I recently came across an article about a family that had made what many consider to be dramatically controversial decisions about their daughter. Young Ashley is severely disabled. According to her parents, in an effort to improve her care and protect her in the years to come, they authorized a hysterectomy and also removed her breast buds and appendix. This all happened three years ago. They also currently have her on high doses of estrogen to minimize physical growth. It is estimated she will grow to be about 4’ 5” tall at full maturity.
[See story http://www.foxnews.com/story/0,2933,241279,00.html]
The reason this came up now is that the doctors involved wrote a paper about it for a medical journal. Predictably, reaction has been passionate and mixed. So much was said about this that the parents finally wrote a response and posted it on the internet.
As I read the reasons Ashley’s parents offered for their actions, two things became crystal clear: They love their daughter and believe they did what is best for her. At first glance, in my estimation, their decisions are very logical and practical for her long term care.
So why do I still feel something in the pit of my stomach?
My son said they took away what makes her a girl. I don’t think so. She is and will always still be their little girl.
Is it that we look to our outer shell to define some of who we are?
She will never live on her own. She will never be a mother and likely, she’ll never be a wife. But they didn’t take her personality or soul. If our bodies are merely a vessel, does the surgery in question alter the feminine personality God created?
My son has had ten surgeries all of which we had done to improve the quality of his life. Doctors have altered his legs by rotating them, they’ve lengthening heal cords and ham strings and they’ve fused bones together in his feet to enable him to walk.
Has Ashley’s story created an uproar because it involves her reproductive organs?
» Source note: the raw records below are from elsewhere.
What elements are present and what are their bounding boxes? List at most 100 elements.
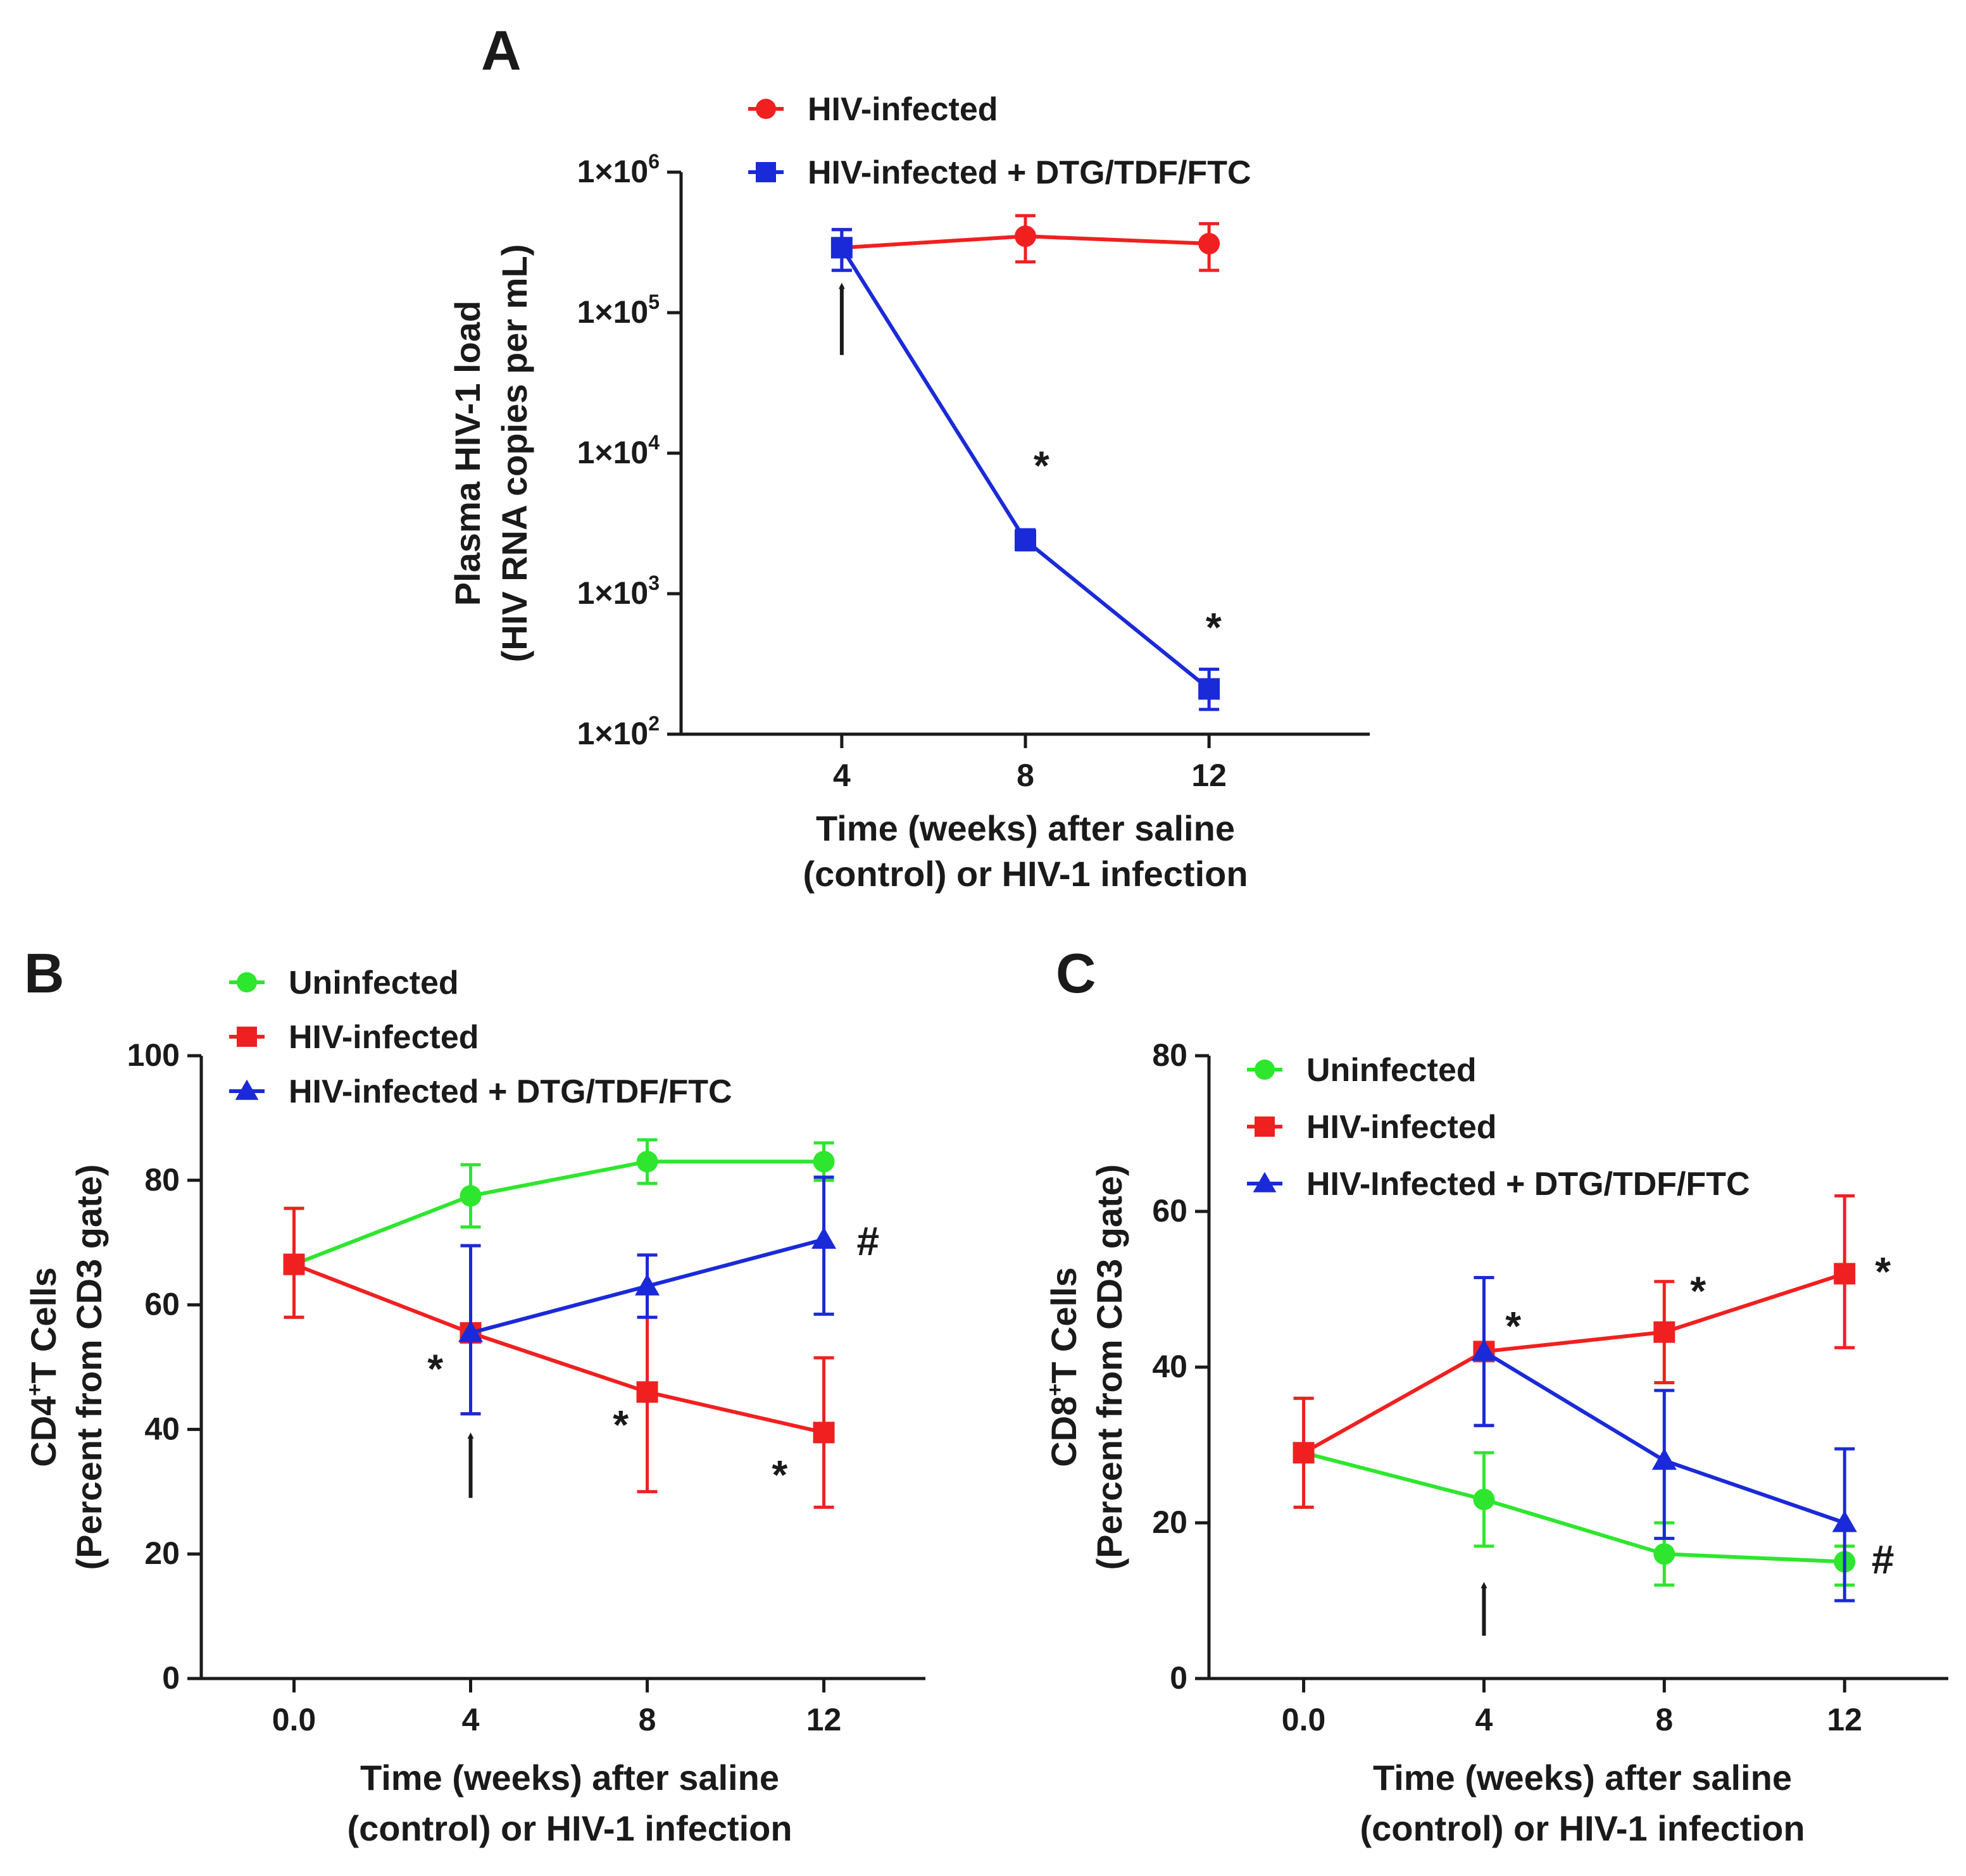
legend-label: HIV-Infected + DTG/TDF/FTC xyxy=(1306,1166,1750,1203)
y-tick-label: 1×102 xyxy=(577,712,660,751)
x-tick-label: 8 xyxy=(639,1702,656,1737)
y-tick-label: 1×104 xyxy=(577,431,660,470)
data-point xyxy=(1471,1339,1496,1361)
data-point xyxy=(458,1320,484,1342)
y-axis-title: Plasma HIV-1 load xyxy=(448,301,487,606)
legend-item: Uninfected xyxy=(1247,1052,1477,1089)
y-axis-title: (Percent from CD3 gate) xyxy=(69,1164,109,1570)
x-axis-title: (control) or HIV-1 infection xyxy=(1360,1808,1805,1848)
series-hiv-infected xyxy=(1293,1194,1856,1509)
y-tick-label: 40 xyxy=(1152,1349,1187,1384)
legend-item: Uninfected xyxy=(229,965,459,1001)
y-tick-label: 1×103 xyxy=(577,572,660,611)
series-hiv-infected-dtg-tdf-ftc xyxy=(1471,1276,1857,1603)
series-line xyxy=(840,246,1211,691)
significance-mark: * xyxy=(427,1346,443,1392)
series-hiv-infected xyxy=(283,1206,835,1509)
y-axis-title: (Percent from CD3 gate) xyxy=(1089,1164,1129,1570)
significance-mark: * xyxy=(613,1402,629,1448)
data-point xyxy=(1834,1263,1856,1285)
data-point xyxy=(636,1151,658,1173)
data-point xyxy=(1653,1321,1675,1343)
series-hiv-infected-dtg-tdf-ftc xyxy=(458,1175,837,1416)
x-axis-title: (control) or HIV-1 infection xyxy=(803,854,1248,894)
legend-marker xyxy=(1253,1172,1277,1192)
data-point xyxy=(283,1253,305,1275)
x-tick-label: 12 xyxy=(1191,758,1227,793)
legend-label: HIV-infected xyxy=(289,1019,479,1056)
legend-marker xyxy=(1255,1060,1275,1080)
data-point xyxy=(1653,1543,1675,1565)
data-point xyxy=(1015,225,1036,247)
legend-marker xyxy=(237,1027,257,1047)
legend-label: HIV-infected xyxy=(808,91,998,128)
legend-marker xyxy=(235,1079,259,1100)
chart-panel-a: A 1×102 1×103 1×104 1×105 1×106 4 8 12 Time (week… xyxy=(448,19,1370,894)
series-line xyxy=(293,1262,825,1435)
x-tick-label: 12 xyxy=(1827,1702,1862,1737)
significance-mark: * xyxy=(1505,1303,1521,1349)
data-point xyxy=(1293,1442,1315,1464)
y-axis-title: CD8+T Cells xyxy=(1043,1267,1084,1467)
legend-marker xyxy=(756,99,776,119)
x-tick-label: 4 xyxy=(1475,1702,1493,1737)
data-point xyxy=(636,1381,658,1403)
significance-mark: * xyxy=(1034,443,1049,489)
data-point xyxy=(1198,678,1220,700)
y-axis-title: CD4+T Cells xyxy=(23,1267,63,1467)
y-tick-label: 20 xyxy=(1152,1504,1187,1540)
data-point xyxy=(1198,232,1220,254)
x-tick-label: 4 xyxy=(833,758,851,793)
legend-label: HIV-infected + DTG/TDF/FTC xyxy=(289,1073,732,1110)
data-point xyxy=(1651,1448,1677,1470)
chart-panel-c: C 0 20 40 60 80 0.0 4 8 12 Time (weeks) after sali… xyxy=(1043,942,1948,1848)
x-axis-title: (control) or HIV-1 infection xyxy=(347,1808,792,1848)
significance-mark: # xyxy=(857,1218,880,1264)
y-tick-label: 100 xyxy=(127,1037,180,1073)
data-point xyxy=(830,237,853,259)
legend-label: Uninfected xyxy=(289,965,459,1001)
legend-item: HIV-infected xyxy=(229,1019,479,1056)
x-tick-label: 4 xyxy=(462,1702,480,1737)
legend-item: HIV-Infected + DTG/TDF/FTC xyxy=(1247,1166,1750,1203)
legend-label: Uninfected xyxy=(1306,1052,1477,1089)
legend-item: HIV-infected + DTG/TDF/FTC xyxy=(748,154,1251,191)
y-tick-label: 1×105 xyxy=(577,291,660,330)
y-tick-label: 1×106 xyxy=(577,150,660,189)
series-line xyxy=(293,1160,824,1266)
y-tick-label: 80 xyxy=(1152,1037,1187,1073)
x-axis-title: Time (weeks) after saline xyxy=(1373,1758,1792,1798)
significance-mark: * xyxy=(1875,1249,1891,1294)
legend-label: HIV-infected xyxy=(1306,1109,1497,1146)
legend-item: HIV-infected xyxy=(1247,1109,1497,1146)
data-point xyxy=(811,1227,837,1249)
significance-mark: * xyxy=(1206,604,1222,650)
legend-label: HIV-infected + DTG/TDF/FTC xyxy=(808,154,1251,191)
y-tick-label: 0 xyxy=(1170,1660,1187,1696)
legend-marker xyxy=(756,162,776,182)
y-tick-label: 20 xyxy=(144,1535,180,1571)
legend-marker xyxy=(237,972,257,992)
panel-letter: B xyxy=(24,942,65,1004)
data-point xyxy=(634,1273,660,1296)
panel-letter: C xyxy=(1056,942,1096,1004)
series-hiv-infected-dtg-tdf-ftc xyxy=(830,228,1220,711)
legend-marker xyxy=(1255,1116,1275,1137)
legend-item: HIV-infected xyxy=(748,91,998,128)
data-point xyxy=(1015,529,1036,551)
y-tick-label: 60 xyxy=(144,1287,180,1322)
series-line xyxy=(1303,1451,1845,1564)
y-tick-label: 40 xyxy=(144,1411,180,1446)
data-point xyxy=(813,1422,835,1444)
x-tick-label: 12 xyxy=(806,1702,842,1737)
legend-item: HIV-infected + DTG/TDF/FTC xyxy=(229,1073,732,1110)
data-point xyxy=(813,1151,835,1173)
y-tick-label: 60 xyxy=(1152,1193,1187,1229)
data-point xyxy=(1473,1489,1495,1511)
x-axis-title: Time (weeks) after saline xyxy=(360,1758,779,1798)
chart-panel-b: B 0 20 40 60 80 100 0.0 4 8 12 Time (weeks) after s… xyxy=(23,942,925,1848)
series-uninfected xyxy=(1293,1396,1856,1587)
significance-mark: # xyxy=(1872,1537,1894,1582)
significance-mark: * xyxy=(772,1452,787,1498)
Culture often suggests that “normal” people mature, marry and produce children. But God’s plan often deviates from the norm. For various reasons, women regularly undergo hysterectomies. It’s a procedure that doesn’t only change lives – but it saves them too!
Yet for all of the changes it brings forth, it’s also a procedure that doesn’t alter the basic physiological components that define her femininity.
Perhaps my seeming uncertainty surrounding this subject is due to the fact that I hold on to hope. I hope in a miracle that God will heal her – and that he’ll heal my son. To the world, this might appear to be a fool’s hope. But I hold on to it.
I pray for healing; but I often live as if it will never happen. Sometimes, I even fear to pray for it, knowing that my hopes maybe dashed. Could He do it? Of course! Will He? I have no answer. Maybe I am afraid to face the reality that it may come after this lifetime, after everyone is made whole again. This side of heaven, we might just have to be who we are. My fear is that if I do something drastic today, I’ll screw up something else planned for tomorrow. Like in those movies where someone goes back in time. They step on a bug and in doing so, change the course of the future!
The parents of Ashley report they are acting today to improve her future. I’m just not exactly sure how – and I’m not certain if their actions really will.